We now started on the final assembly work, undercoating and painting the body – that is what there was of it – I collected the instruments from many quarters. Mike Bendeich supplied the brass oil pressure gauge, Neil Martin the rev. counter and other parts were borrowed or stolen. A wood bender made the steering wheel which I wanted to stain and use a Dulux Timberglo, but the experts at Dulux said there was no way it would stay on in the sun. After exhaustive enquiries I decided to be the “expert” myself and put the Timberglo on each night over a period of 5 nights, sanding in between each coat. After 10 years the Timberglo is as good as ever and the steering wheel had been admired by many people.

My first outing with fellow Members was to a charity day by Rotary at Ashfield, but because the fly-wheel was cut down so much, it was most difficult to crank and start. With about 9:1 ratio, one had to really get the feel of how to crank it – Bob and I could do it, but only with a lot of effort and sometimes we would crank all morning before she would fire. Members quickly found that whenever I was present they would all have to push to get me on my way. It was therefore decided to pull the engine down and put in a new fly-wheel with a larger diameter. But to no avail – it was still a big problem to start. After more exploratory work a very good friend of mine the late Ron Body, formerly Service Manager of Hastings Deering, came on the scene and after pulling the engine down for the third time, told me that there was no way to get this “cranky machine” to start easily, and that in the Members interest I should put on a self-starter!!! Down came the engine again, a self-started was applied which was the greatest thing I ever put on the car.

In November, 1968, I considered that “the Yellow Terror” was completed and I commenced competing in many Club Rallies but always to the jokes of many people which incidentally we T-Ford owners must put up with. But what a car it has been – I din not know it would have so much character and appeal. As soon as it was put on the road it became a sexy, sporty car which captured the imagination of everyone and besides looking sporty it is sporty and sexy – half a bonnet for ventilation it has one load of power, a quick take off and will get to 60 m.p.h. well inside a minute. I have never changed out of top gear on any hill in Australia or New Zealand over the past ten years!!!!

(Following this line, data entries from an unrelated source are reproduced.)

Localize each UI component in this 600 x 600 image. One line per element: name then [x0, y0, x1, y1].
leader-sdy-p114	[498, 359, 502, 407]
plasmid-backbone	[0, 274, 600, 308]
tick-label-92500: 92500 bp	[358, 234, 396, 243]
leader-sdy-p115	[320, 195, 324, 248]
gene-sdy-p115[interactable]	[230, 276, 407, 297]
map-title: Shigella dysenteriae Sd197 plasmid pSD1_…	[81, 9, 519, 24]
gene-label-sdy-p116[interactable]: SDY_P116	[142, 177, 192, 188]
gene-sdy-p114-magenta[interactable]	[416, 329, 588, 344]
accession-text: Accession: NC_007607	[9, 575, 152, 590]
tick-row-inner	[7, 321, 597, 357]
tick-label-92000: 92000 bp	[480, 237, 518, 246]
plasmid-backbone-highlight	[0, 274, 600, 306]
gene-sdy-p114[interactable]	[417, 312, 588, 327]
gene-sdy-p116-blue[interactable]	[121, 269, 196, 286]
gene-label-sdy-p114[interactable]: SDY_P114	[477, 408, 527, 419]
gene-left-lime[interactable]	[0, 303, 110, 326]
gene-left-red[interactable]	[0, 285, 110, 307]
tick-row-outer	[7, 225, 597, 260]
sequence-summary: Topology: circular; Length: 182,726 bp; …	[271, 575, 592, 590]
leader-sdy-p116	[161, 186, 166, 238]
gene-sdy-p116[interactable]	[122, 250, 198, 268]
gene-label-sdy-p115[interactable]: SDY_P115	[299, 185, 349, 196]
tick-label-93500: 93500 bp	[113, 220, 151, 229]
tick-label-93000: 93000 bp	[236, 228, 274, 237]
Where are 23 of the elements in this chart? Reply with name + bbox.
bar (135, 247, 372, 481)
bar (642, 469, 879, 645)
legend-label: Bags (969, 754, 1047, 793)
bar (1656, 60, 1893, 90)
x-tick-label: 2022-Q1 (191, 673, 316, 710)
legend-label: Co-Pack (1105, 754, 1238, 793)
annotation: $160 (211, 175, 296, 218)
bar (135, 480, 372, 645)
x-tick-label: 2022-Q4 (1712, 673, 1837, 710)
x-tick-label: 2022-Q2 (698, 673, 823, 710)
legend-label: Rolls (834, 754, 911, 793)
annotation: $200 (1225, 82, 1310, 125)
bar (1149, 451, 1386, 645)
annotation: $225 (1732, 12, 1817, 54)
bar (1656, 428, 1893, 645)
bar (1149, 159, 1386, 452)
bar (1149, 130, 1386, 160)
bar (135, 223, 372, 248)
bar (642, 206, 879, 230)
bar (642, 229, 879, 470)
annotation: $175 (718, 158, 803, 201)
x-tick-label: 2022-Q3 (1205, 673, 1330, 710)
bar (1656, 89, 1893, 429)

Of course you have to be born either rich or lucky and I am afraid I am endowed with the latter because one day the telephone rang and the conversation went like this –

“Mr. Jacobs, you don’t know me but my name is Eric Lang and I am interested in buying a Veteran T-Model Ford and I would like some advice on how much to pay for it etc. etc. etc.

Over a period of years I have had dozens of conversations like this and sat back in my chair and tried to appear interested even tho’ I was busy as how can you value a 60 y.o. car over the telephone. I therefore appeared as interested as possible to this “nut”. I asked him some questions about the car and asked if it had any accessory gear to make it more valuable and he replied –

“It has racing T-Model Ford wire wheels”.

I immediately came to life – this was no “nut” I was talking to but a man who had to be respected and from my many queries I was assured they were genuine Ford racing Fronty wheels. I convinced him that they were the wrong type for his car!! and the club frowned on anything not original for a roadster type of car. So over the telephone we did a deal of his wheels for my wooden ones, plus my friendship. Eric Lang certainly got a good deal!!!!

Joking aside, since then Eric, his wife Peg and I have been great friends.

Since 1968, the Fronty has proved a long distance runner. It has been on three International Rallies, six National Rallies and many long distance runs throughout New South Wales. Perhaps its greatest achievement was to drive from Sydney to Perth in 1973. I suppose if I count the many Katoomba, Canberra and Newcastle smaller runs, the Fronty has driven well over 30,000 miles – it must have because Ken Moss has supplied it with three sets of tyres.

Yes, I am afraid I must agree with my fellow Members, it is an “a beast” but is has given me and a lot of other people a lot of pleasure.